L'alphabétisation universelle et des niveaux d'éducation de plus en plus sophistiqués sont nécessaires pour améliorer la productivité et exploiter les progrès techniques. Par conséquent des politiques éducatives visant, d'une part, la scolarisation universelle et l'éradication de l'analphabétisme et, d'autre part, l'adéquation entre la formation et les besoins en qualification des différents secteurs d'activités s'avèrent urgentes ;

f- Renforcer la compétitivité dans ses dimensions structurelles.

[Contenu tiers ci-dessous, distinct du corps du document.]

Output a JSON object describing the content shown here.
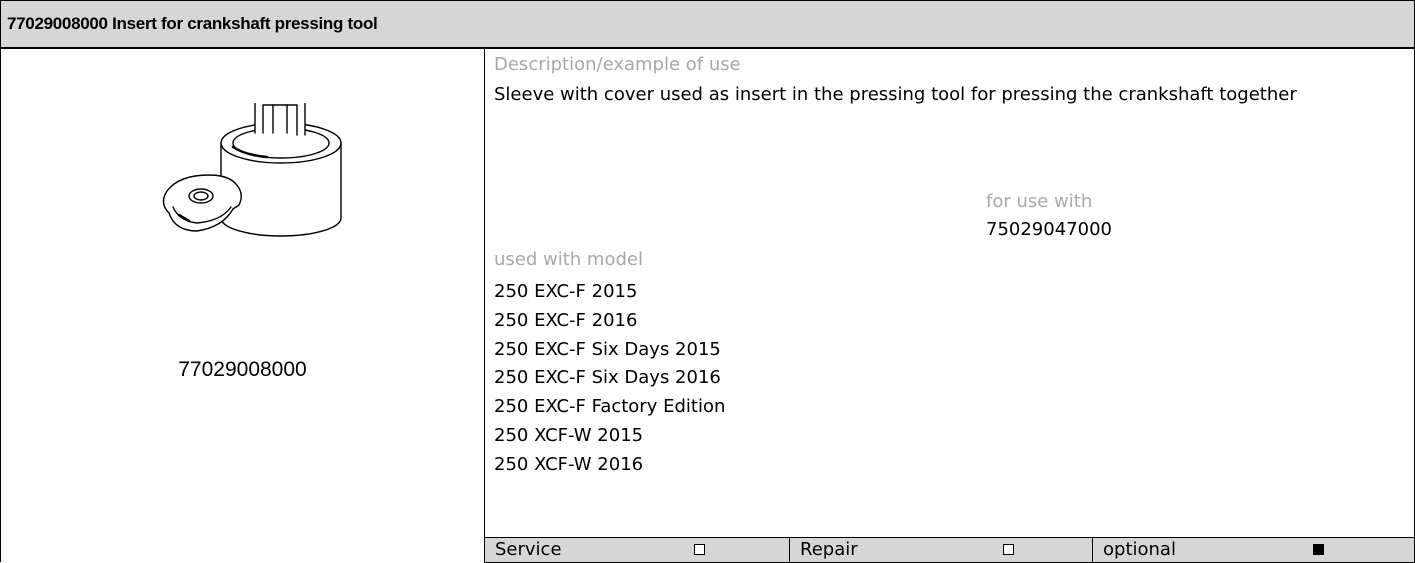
{
  "header": {
    "title": "77029008000 Insert for crankshaft pressing tool"
  },
  "part": {
    "number": "77029008000",
    "illustration_icon": "sleeve-with-cover-icon"
  },
  "description": {
    "label": "Description/example of use",
    "text": "Sleeve with cover used as insert in the pressing tool for pressing the crankshaft together"
  },
  "for_use_with": {
    "label": "for use with",
    "value": "75029047000"
  },
  "models": {
    "label": "used with model",
    "items": [
      "250 EXC-F 2015",
      "250 EXC-F 2016",
      "250 EXC-F Six Days 2015",
      "250 EXC-F Six Days 2016",
      "250 EXC-F Factory Edition",
      "250 XCF-W 2015",
      "250 XCF-W 2016"
    ]
  },
  "footer": [
    {
      "label": "Service",
      "checked": false
    },
    {
      "label": "Repair",
      "checked": false
    },
    {
      "label": "optional",
      "checked": true
    }
  ],
  "colors": {
    "header_bg": "#d6d6d6",
    "label_grey": "#a8a8a8"
  }
}
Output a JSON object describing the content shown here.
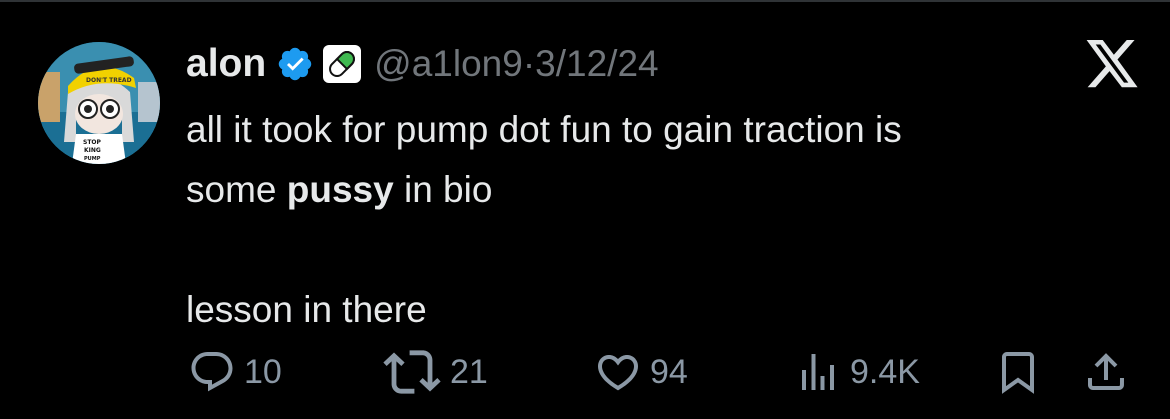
{
  "tweet": {
    "author": {
      "display_name": "alon",
      "handle": "@a1lon9",
      "verified_icon": "verified-badge-icon",
      "badge_icon": "pill-icon"
    },
    "date": "3/12/24",
    "meta_separator": " · ",
    "text": {
      "line1": "all it took for pump dot fun to gain traction is",
      "line2_prefix": "some ",
      "line2_bold": "pussy",
      "line2_suffix": " in bio",
      "line3": "lesson in there"
    },
    "avatar": {
      "hat_text": "DON'T TREAD",
      "shirt_text_1": "STOP",
      "shirt_text_2": "KING",
      "shirt_text_3": "PUMP"
    }
  },
  "actions": {
    "reply": {
      "icon": "reply-icon",
      "count": "10"
    },
    "repost": {
      "icon": "repost-icon",
      "count": "21"
    },
    "like": {
      "icon": "heart-icon",
      "count": "94"
    },
    "views": {
      "icon": "views-icon",
      "count": "9.4K"
    },
    "bookmark": {
      "icon": "bookmark-icon"
    },
    "share": {
      "icon": "share-icon"
    }
  },
  "colors": {
    "background": "#000000",
    "text": "#e7e9ea",
    "muted": "#71767b",
    "verified": "#1d9bf0",
    "pill": "#3fb950"
  }
}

g- Engagement personnel des plus hautes autorités de la réforme commerciale : les dirigeants ( par exemple le chef de l'Etat) doivent faire de la stratégie de développement à mener leur engagement politique. Le rôle de « leadership » des dirigeants politiques peut, dans certaines circonstances, influer sur le succès ou l'échec d'une politique commerciale.

h- Promouvoir davantage le commerce avec les partenaires régionaux. Pour l'huile d'arachide par exemple, alors que la demande au niveau mondiale connaît une baisse tendancielle, celle des pays de l'Afrique de l'Ouest est croissante. Dans le même moment, moins de 10% des exportations sénégalaises d'huile sont destinées à ces pays. Une telle réorientation permettrait en conséquence au pays d'augmenter ses parts de marché, et à ces entreprises de réaliser des économies d'échelles substantielles.